Published in Scientific Reports, a journal published by the Nature group, the findings are the result of an extensive and unprecedented four-year field study conducted in partnership with local fishermen off the coast of southern England.
Over a sustained period, researchers exposed sections of the seabed to differing densities of pot fishing and monitored any impacts using a combination of underwater videos and catch analysis.
They found that in areas of higher pot density, fishermen caught 19% less brown crab and 35% less European lobster, and their catches of brown crab were on average 35 grams per individual (7%) lighter.
The effect on marine species was also significant with two ecologically important reef species, Ross coral (Pentapora foliacea) and Neptune’s Heart sea squirt (Phallusia mammillata), 83% and 74% less abundant respectively where pot density was higher.

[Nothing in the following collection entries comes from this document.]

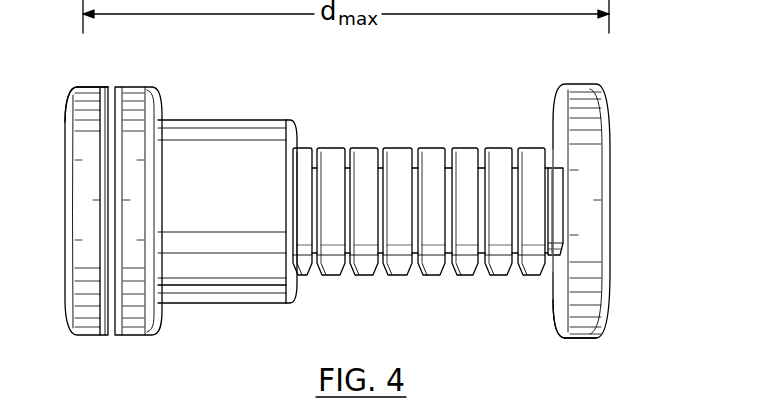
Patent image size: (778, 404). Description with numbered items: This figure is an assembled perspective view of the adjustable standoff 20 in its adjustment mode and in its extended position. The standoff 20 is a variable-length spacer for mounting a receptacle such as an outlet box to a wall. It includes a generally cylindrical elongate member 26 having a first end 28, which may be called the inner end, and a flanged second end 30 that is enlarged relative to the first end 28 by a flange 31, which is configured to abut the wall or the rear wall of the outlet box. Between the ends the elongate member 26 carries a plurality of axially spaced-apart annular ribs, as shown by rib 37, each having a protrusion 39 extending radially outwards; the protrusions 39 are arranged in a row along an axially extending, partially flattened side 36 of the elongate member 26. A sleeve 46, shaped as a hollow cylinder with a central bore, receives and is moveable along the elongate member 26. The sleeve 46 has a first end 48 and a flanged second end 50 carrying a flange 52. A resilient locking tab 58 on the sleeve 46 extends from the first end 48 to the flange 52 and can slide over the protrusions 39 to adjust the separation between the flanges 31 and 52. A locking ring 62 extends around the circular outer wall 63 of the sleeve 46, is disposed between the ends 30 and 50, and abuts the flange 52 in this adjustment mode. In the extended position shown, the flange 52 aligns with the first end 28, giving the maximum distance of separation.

The adjustable standoff 20 is at (666, 77).
The elongate member 26 is at (618, 139).
The first end 28 is at (63, 174).
The flanged second end 30 is at (602, 305).
The flange 31 is at (582, 339).
The partially flattened side 36 is at (537, 257).
The rib 37 is at (398, 155).
The protrusion 39 is at (397, 265).
The sleeve 46 is at (75, 89).
The first end 48 is at (298, 128).
The flanged second end 50 is at (68, 135).
The flange 52 is at (98, 92).
The locking tab 58 is at (228, 303).
The locking ring 62 is at (141, 95).
The circular outer wall 63 is at (224, 187).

Researchers say the study provides evidence of a pot fishing intensity 'threshold’ and highlights that commercial pot fisheries are likely to be compatible with marine conservation when managed correctly at low, sustainable levels.
The study was carried out by academics from the University’s School of Biological and Marine Sciences, with funding from Defra and the Blue Marine Foundation and working with the Lyme Bay Consultative Committee.